Me doy la vuelta una última vez antes de bajar la escalera de mi torreón. En Giverny, es así como se suele llamar a la torre del molino de Chennevières: el torreón. Compruebo mecánicamente que esté todo en orden y a la vez maldigo mi estupidez. Ya no hay nadie que venga aquí, y nunca nadie más vendrá. Y, sin embargo, el más mínimo objeto fuera de lugar me pone enferma. Una especie de trastorno obsesivo compulsivo, como dicen en los reportajes. Un TOC que no fastidia a nadie, salvo a mí.

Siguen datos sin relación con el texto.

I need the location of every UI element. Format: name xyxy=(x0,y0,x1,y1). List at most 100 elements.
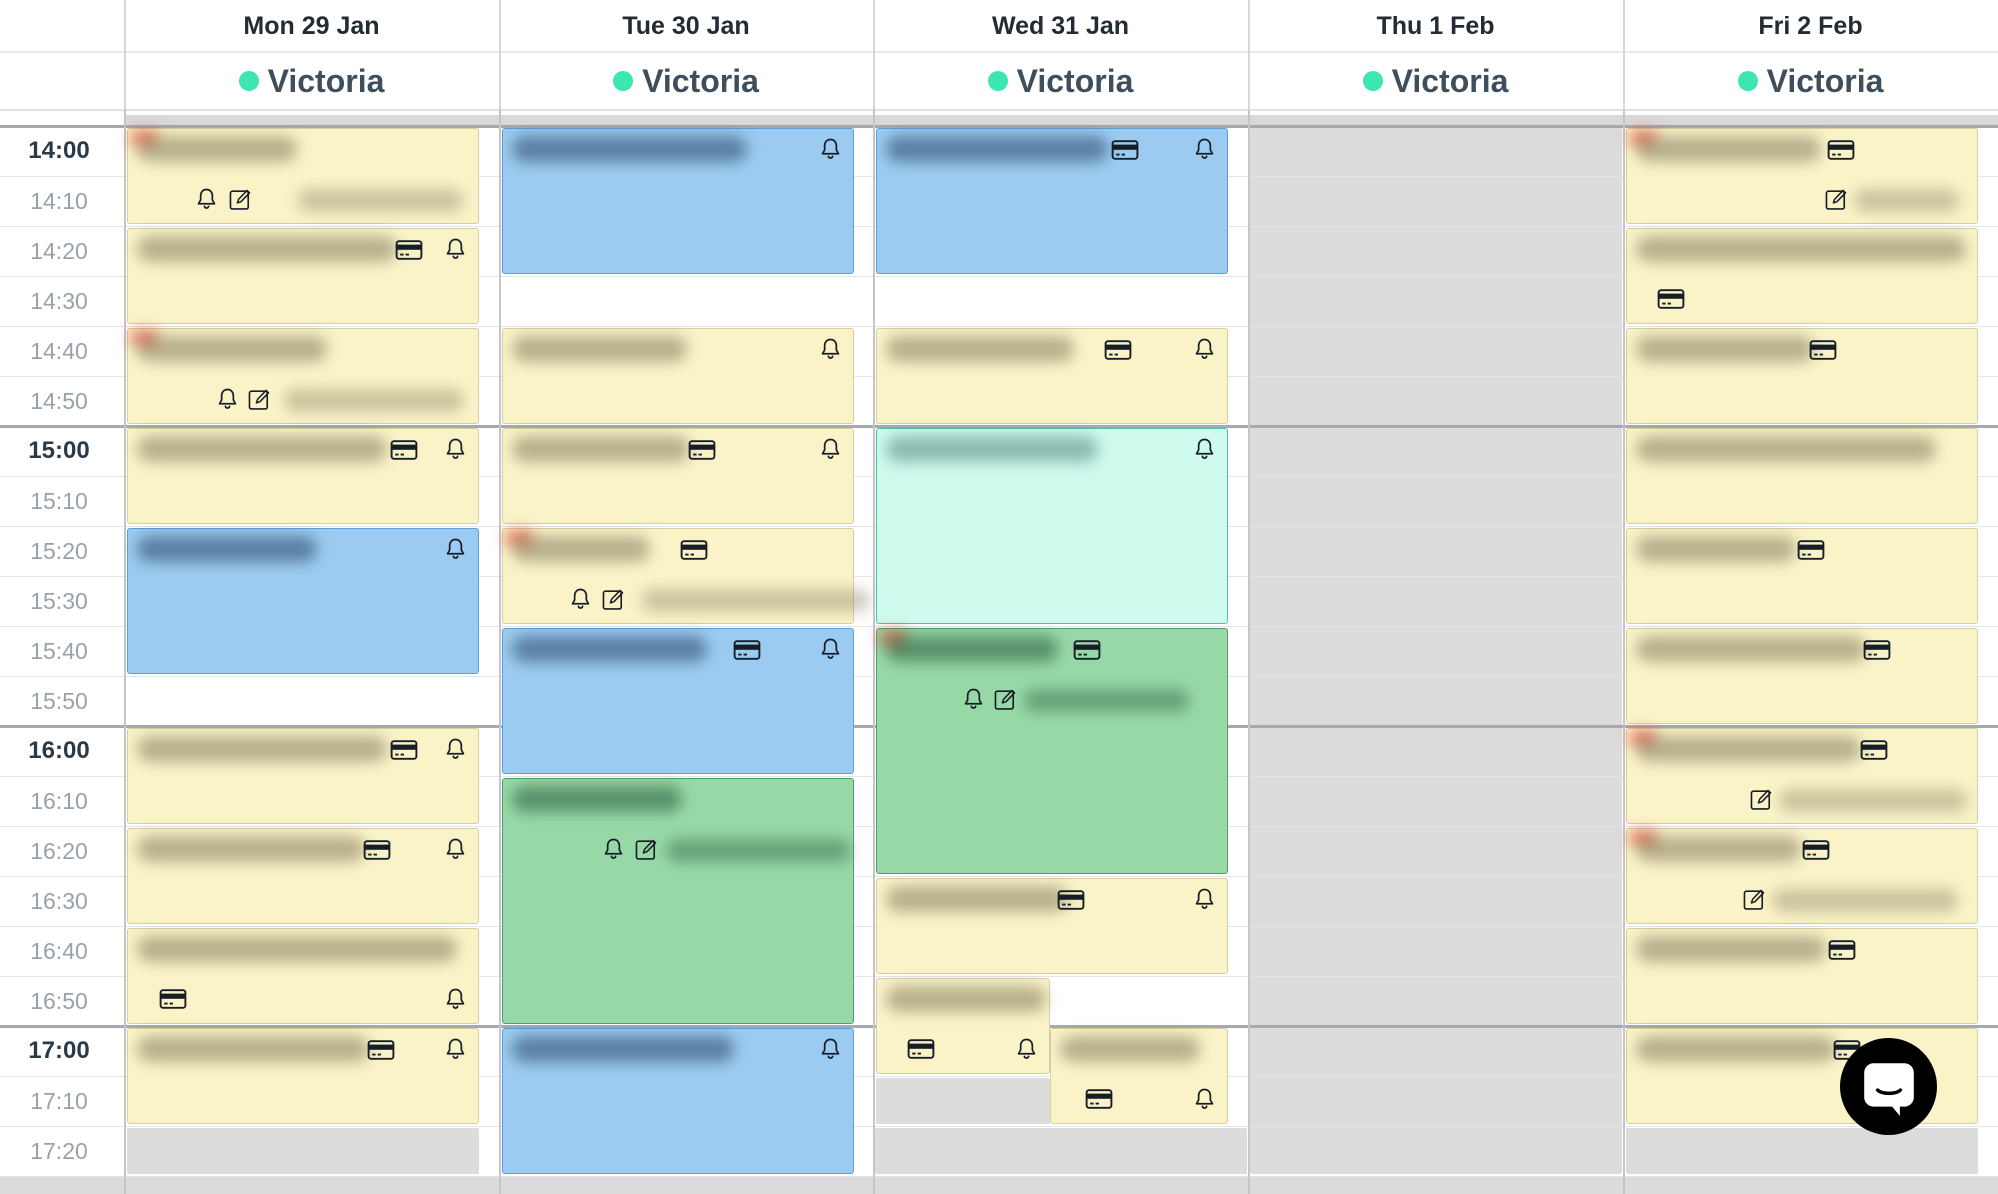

En el rincón más oscuro hay un detalle que me molesta. Tengo la sensación de que el cuadro está un poco torcido con respecto a la viga. Cruzo despacio la sala y empujo su esquina inferior derecha para enderezarlo ligeramente.

Mis Nenúfares.

En negro.

Lo he colgado en el lugar adecuado para que nadie pueda verlo desde una ventana; siempre y cuando alguien fuera capaz de ver desde su ventana el cuarto piso de una torre normanda construida en medio de un molino.

Mi guarida…

El cuadro cuelga en el rincón menos iluminado, en un ángulo muerto, y nunca mejor dicho. La oscuridad vuelve incluso más siniestras las manchas oscuras que se deslizan por el agua gris.

Las flores del luto.

Las más tristes que jamás hayan sido pintadas…

 

 

Bajo con dificultad la escalera y salgo. Neptune espera en el patio del molino. Le aparto con el bastón antes de que me salte al vestido: este perro no logra entender que cada vez tengo menos equilibrio. Tardo varios minutos en cerrar los tres pesados cerrojos, en guardar el llavero en el bolso y en volver a comprobar que cada cerrojo esté bien echado.

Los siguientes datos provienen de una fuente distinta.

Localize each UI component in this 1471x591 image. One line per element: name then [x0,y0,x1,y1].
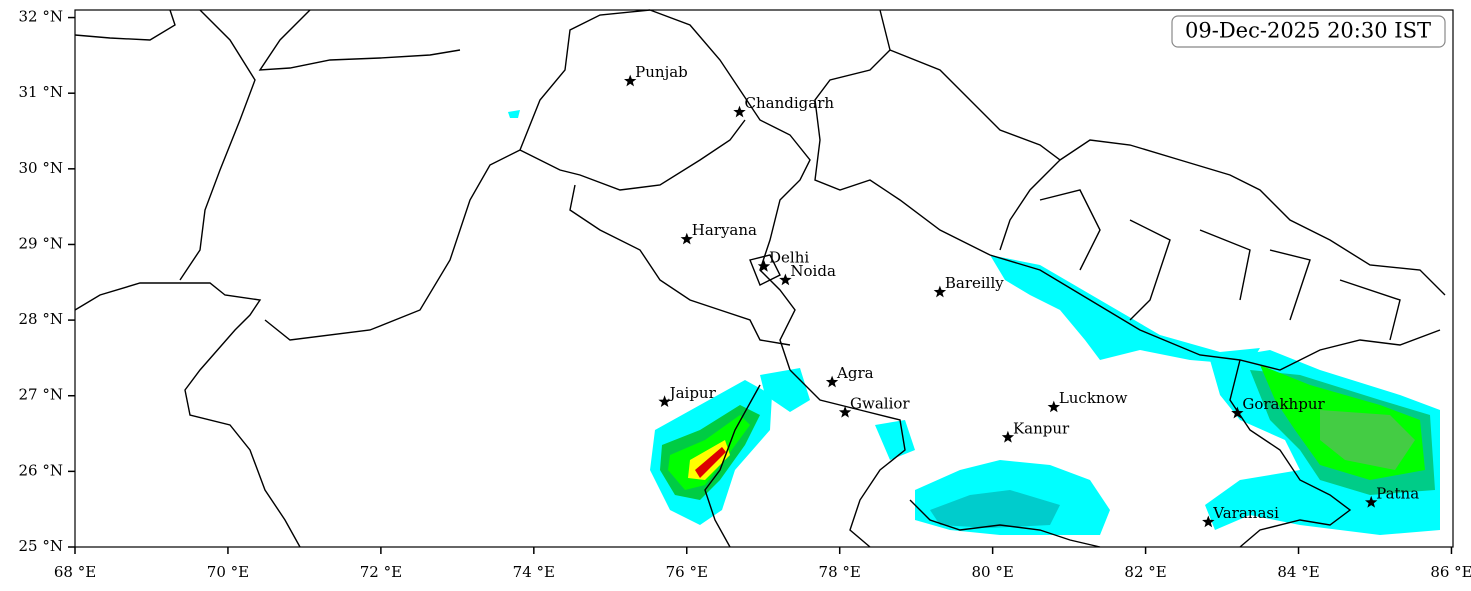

Finalmente, me doy la vuelta. El gran cerezo del patio del molino está perdiendo sus últimas flores. Al parecer, es un cerezo centenario. ¡Dicen que habría conocido a Monet! En Giverny gustan mucho los cerezos. A lo largo del aparcamiento del Museo de Arte Americano, que desde hace un año se ha convertido en el Museo de los Impresionismos, han plantado una serie de ellos. Cerezos japoneses, por lo que tengo entendido. Son más pequeños, como árboles enanos. A mí lo de esos nuevos árboles exóticos me parece un poco raro, como si no hubiera ya bastantes en el pueblo. Pero qué se le va a hacer, así es. Al parecer a los turistas americanos les encanta el rosa de las flores del cerezo en primavera. Si me pidieran mi opinión, les diría que ver el suelo del aparcamiento y los coches cubiertos de pétalos rosas me parece…, cómo decirlo, un poco Barbie. Pero nadie pide mi opinión.

Me aprieto los sobres contra el pecho para que Neptune no los estropee, y subo despacito y con esfuerzo la Rue du Colombier. Tomo aire a la sombra del porche de una casa de huéspedes cubierta de hiedra. El autobús para Vernon no pasa hasta dentro de dos horas. Tengo tiempo, todo el tiempo del mundo para jugar a los detectives.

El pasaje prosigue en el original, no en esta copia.